Я не вспомнил бы об этом случайно услышанном разговоре в коридоре, если бы на следующий день за завтраком сам не заговорил о мучавшей меня бессоннице.

— Попробуй мединал, — посоветовала Чармиан. — Элен иногда дает мне его. И Эвану тоже.

Позднее я спросил у Элен:

— Зачем ты приучаешь его к снотворному?

Она пожала плечами.

— Это безвредно. Я даю ему одну таблетку на ночь.

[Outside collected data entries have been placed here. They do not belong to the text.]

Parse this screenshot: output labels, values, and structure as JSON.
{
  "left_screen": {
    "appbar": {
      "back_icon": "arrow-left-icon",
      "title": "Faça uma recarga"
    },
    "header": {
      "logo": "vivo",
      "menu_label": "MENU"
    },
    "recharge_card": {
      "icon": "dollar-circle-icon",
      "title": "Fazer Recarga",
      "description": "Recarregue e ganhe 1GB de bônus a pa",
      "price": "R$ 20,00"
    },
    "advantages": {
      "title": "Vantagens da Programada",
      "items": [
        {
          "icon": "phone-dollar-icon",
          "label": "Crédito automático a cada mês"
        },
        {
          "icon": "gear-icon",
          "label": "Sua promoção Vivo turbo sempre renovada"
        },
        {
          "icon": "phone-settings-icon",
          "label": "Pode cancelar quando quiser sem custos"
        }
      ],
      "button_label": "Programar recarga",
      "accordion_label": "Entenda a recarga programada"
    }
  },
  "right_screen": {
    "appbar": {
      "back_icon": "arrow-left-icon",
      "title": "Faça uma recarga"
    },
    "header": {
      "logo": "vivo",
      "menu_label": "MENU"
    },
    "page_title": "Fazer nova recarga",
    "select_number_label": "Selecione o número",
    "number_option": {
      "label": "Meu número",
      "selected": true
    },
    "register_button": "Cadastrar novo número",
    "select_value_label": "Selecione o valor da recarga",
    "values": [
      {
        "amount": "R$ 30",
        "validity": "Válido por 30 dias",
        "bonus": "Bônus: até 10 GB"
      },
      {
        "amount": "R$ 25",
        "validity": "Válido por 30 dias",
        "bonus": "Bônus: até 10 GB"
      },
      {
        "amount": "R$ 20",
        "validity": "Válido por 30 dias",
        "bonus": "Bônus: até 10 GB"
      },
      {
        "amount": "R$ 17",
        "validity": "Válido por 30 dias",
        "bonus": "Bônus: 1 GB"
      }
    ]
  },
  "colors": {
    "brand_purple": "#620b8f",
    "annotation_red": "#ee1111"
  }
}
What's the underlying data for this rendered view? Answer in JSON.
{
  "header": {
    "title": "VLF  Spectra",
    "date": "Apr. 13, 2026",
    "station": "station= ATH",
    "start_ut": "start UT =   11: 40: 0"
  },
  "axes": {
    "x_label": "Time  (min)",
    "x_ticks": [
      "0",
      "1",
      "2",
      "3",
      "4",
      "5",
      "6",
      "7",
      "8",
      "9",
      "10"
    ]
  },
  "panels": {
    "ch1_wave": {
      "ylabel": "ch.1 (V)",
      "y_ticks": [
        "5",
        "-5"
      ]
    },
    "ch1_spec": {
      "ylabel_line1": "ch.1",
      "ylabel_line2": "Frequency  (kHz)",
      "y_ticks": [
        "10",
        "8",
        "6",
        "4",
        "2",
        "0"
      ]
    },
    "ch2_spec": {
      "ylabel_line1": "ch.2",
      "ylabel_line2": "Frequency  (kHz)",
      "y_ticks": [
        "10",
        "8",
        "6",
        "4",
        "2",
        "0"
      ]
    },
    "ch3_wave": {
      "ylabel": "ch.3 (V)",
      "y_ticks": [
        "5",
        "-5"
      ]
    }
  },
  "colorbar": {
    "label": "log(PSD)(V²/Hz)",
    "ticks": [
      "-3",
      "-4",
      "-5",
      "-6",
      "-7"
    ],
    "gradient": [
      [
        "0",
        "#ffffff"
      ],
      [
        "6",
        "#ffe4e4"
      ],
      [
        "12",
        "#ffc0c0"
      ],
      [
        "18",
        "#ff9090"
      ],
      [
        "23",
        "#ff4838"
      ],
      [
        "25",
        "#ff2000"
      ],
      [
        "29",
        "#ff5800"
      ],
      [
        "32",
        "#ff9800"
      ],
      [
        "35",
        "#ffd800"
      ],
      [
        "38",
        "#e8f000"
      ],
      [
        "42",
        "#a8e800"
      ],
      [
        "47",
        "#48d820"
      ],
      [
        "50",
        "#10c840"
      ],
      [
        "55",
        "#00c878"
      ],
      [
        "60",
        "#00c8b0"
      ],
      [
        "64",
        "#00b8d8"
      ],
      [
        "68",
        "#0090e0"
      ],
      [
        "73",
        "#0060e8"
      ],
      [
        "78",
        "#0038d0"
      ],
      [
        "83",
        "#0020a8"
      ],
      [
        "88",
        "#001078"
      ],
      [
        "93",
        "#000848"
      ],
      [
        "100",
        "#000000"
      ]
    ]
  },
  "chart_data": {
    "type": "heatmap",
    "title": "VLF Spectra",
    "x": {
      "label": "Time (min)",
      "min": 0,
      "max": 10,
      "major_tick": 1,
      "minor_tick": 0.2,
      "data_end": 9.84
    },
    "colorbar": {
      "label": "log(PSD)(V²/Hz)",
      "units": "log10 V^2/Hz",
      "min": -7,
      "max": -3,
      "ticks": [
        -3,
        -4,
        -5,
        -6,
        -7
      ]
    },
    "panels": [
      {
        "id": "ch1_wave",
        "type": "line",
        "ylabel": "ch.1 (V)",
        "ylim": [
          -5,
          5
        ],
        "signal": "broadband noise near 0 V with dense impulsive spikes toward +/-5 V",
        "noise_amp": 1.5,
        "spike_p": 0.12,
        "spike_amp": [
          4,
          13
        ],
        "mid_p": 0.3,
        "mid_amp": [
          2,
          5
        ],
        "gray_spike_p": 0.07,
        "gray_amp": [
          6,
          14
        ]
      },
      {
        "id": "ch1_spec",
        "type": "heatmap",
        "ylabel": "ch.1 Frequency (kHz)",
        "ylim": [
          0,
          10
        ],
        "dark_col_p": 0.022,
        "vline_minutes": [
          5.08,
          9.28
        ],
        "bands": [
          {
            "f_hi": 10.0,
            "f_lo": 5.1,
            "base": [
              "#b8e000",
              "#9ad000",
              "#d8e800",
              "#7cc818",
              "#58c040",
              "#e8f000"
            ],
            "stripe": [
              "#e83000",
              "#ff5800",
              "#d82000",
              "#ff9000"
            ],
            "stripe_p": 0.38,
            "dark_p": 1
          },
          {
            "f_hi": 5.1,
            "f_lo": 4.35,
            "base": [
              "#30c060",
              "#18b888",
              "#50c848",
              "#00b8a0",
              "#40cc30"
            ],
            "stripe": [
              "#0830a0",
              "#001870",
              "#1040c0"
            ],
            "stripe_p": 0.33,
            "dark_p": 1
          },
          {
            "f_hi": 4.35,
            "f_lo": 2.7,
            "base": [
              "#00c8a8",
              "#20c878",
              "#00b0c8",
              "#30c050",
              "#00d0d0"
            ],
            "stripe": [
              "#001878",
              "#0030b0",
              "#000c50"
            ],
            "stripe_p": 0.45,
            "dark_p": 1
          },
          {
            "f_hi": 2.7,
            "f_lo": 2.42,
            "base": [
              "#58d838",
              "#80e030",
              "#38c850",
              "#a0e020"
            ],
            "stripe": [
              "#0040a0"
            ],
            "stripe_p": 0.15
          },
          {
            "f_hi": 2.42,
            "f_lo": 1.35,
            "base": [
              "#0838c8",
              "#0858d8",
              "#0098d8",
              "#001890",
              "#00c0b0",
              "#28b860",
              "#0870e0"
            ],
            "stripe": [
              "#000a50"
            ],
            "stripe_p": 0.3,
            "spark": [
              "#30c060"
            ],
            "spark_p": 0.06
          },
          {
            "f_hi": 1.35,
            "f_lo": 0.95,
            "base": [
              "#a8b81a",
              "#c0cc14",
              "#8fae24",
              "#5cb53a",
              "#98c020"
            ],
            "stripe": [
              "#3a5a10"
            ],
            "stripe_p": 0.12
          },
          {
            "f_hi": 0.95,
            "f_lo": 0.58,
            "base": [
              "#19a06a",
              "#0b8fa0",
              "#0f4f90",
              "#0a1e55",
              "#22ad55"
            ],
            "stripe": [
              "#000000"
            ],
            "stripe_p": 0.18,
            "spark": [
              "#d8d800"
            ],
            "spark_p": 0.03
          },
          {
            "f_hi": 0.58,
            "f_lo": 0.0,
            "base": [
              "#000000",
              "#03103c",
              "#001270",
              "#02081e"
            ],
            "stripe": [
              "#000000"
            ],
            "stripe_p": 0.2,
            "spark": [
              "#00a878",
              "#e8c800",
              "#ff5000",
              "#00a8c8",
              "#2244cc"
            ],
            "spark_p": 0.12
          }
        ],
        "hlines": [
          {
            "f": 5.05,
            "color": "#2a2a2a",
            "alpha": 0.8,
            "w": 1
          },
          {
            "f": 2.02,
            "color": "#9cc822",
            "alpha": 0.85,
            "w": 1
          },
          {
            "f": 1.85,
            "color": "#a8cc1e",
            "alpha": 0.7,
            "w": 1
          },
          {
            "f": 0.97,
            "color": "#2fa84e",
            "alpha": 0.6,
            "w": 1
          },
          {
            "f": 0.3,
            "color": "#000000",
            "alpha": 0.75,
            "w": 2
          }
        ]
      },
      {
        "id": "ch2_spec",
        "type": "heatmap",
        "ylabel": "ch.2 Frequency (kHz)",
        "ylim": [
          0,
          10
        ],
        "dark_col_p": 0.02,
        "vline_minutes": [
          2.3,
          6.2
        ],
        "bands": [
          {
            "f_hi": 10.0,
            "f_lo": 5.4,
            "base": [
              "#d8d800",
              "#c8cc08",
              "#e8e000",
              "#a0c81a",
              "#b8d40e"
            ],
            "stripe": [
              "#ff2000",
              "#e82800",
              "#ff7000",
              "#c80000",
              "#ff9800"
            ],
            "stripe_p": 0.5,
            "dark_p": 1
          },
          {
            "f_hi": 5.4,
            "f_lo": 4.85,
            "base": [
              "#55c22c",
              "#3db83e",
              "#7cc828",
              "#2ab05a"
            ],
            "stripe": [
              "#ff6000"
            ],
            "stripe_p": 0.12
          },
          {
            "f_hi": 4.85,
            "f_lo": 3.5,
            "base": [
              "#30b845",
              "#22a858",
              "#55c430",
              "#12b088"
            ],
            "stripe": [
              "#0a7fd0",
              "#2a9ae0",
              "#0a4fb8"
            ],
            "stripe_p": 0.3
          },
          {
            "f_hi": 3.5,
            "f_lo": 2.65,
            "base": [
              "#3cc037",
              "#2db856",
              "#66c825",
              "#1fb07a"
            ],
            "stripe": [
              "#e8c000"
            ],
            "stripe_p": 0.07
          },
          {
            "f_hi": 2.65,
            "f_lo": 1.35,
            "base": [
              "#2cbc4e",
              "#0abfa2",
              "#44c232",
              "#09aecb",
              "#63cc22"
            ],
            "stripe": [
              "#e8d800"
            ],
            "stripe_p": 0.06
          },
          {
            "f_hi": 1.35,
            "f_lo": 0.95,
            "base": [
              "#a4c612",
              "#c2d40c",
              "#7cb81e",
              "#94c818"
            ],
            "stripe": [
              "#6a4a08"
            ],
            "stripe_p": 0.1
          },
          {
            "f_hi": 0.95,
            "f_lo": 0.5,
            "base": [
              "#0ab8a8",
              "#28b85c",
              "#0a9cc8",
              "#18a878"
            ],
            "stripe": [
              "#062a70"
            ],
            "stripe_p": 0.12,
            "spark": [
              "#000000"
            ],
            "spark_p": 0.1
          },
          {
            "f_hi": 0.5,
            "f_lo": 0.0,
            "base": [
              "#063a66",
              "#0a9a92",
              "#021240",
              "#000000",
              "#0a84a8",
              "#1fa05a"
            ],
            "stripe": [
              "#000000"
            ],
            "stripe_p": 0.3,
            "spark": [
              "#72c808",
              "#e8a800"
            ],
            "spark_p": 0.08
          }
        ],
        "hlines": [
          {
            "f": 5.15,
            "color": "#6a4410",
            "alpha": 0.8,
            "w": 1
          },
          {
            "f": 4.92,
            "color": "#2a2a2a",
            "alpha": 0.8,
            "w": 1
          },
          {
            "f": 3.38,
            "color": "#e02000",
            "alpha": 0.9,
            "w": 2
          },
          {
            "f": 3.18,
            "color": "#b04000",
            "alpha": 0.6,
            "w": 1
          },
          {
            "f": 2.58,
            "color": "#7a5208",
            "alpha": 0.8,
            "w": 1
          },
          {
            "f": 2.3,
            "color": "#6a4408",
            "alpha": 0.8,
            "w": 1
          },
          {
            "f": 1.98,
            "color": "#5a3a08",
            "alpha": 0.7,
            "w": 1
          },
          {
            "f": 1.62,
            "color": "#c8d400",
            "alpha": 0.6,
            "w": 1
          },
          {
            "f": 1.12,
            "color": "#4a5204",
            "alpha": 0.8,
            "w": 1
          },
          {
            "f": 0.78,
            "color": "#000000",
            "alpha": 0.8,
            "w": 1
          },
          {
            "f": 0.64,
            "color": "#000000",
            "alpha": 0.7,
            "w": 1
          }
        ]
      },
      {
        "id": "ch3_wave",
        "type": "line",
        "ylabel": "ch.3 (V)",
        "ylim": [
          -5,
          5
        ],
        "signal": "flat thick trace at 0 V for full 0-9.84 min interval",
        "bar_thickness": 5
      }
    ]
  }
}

После чая Эван пригласил меня в свою комнату, угостил виски и рассказал пару анекдотов.

— Время от времени надо отдыхать от этих баб. Не представляю, что бы я делал, если бы совсем был лишен мужского общества. У женщин нет чувства юмора.

И чтобы доказать, что у него оно есть, он стал показывать мне журнальчик с довольно сомнительными фотографиями.

— Это Лаванда дал мне. Черт его знает, где он их достает. — Он впервые за долгое время назвал имя человека, связывающего его с тем, что он так хотел бы забыть.

— Бедняга Джордж. Мне бы следовало его ненавидеть, но я не могу. Просто ему хотелось подзаработать. Филд чуть не убил его, но этот парень был предан мне, как собака. Вот почему он так переживает. Я видел его третьего дня, выглядит он чертовски плохо.

И вдруг он с непонятной симпатией стал говорить о механике, о его семье, о невесте, которая вернула ему кольцо, и о том, что бедняге теперь не на что надеяться. Он рассказывал обо всем этом, будто Лаванда и его трагедия не имели к нему никакого касательства.

Затем Эван умолк так же внезапно, как и заговорил, захлопнул журнальчик и запер его в стол.

— Я покажу тебе еще кое-что почище, — сказал он, — это у меня в кармане пальто. Сейчас принесу.

Пока его не было, я прошелся по комнате, заглянул в книгу, которую он, очевидно, читал перед сном, прочел названия книг, стоявших на этажерке. На приемнике, заменявшем Эвану ночной столик, в пепельнице я увидел восемь или девять белых таблеток. Я взял одну и попробовал на язык…

Эван вернулся и показал мне довольно плохую фотографию двух обнаженных девиц на фоне зимнего пейзажа.

Вечером я сказал Элен:

— Мне кажется, Эван не принимает твои таблетки, он собирает их.

Она впилась в меня сверкающим, но каким-то остановившимся взглядом. Я видел, как она судорожно глотнула.

— Я не знаю, что делает Эван. И мне на это плевать. — Она заставляла себя разозлиться: — Какое мне до него дело? Я ничего не хочу о нем знать!

Глава шестая

Мы сидели позади дома. Вечер был теплый, всходила луна. Элен поднялась, чтобы уйти в дом, но я остановил ее.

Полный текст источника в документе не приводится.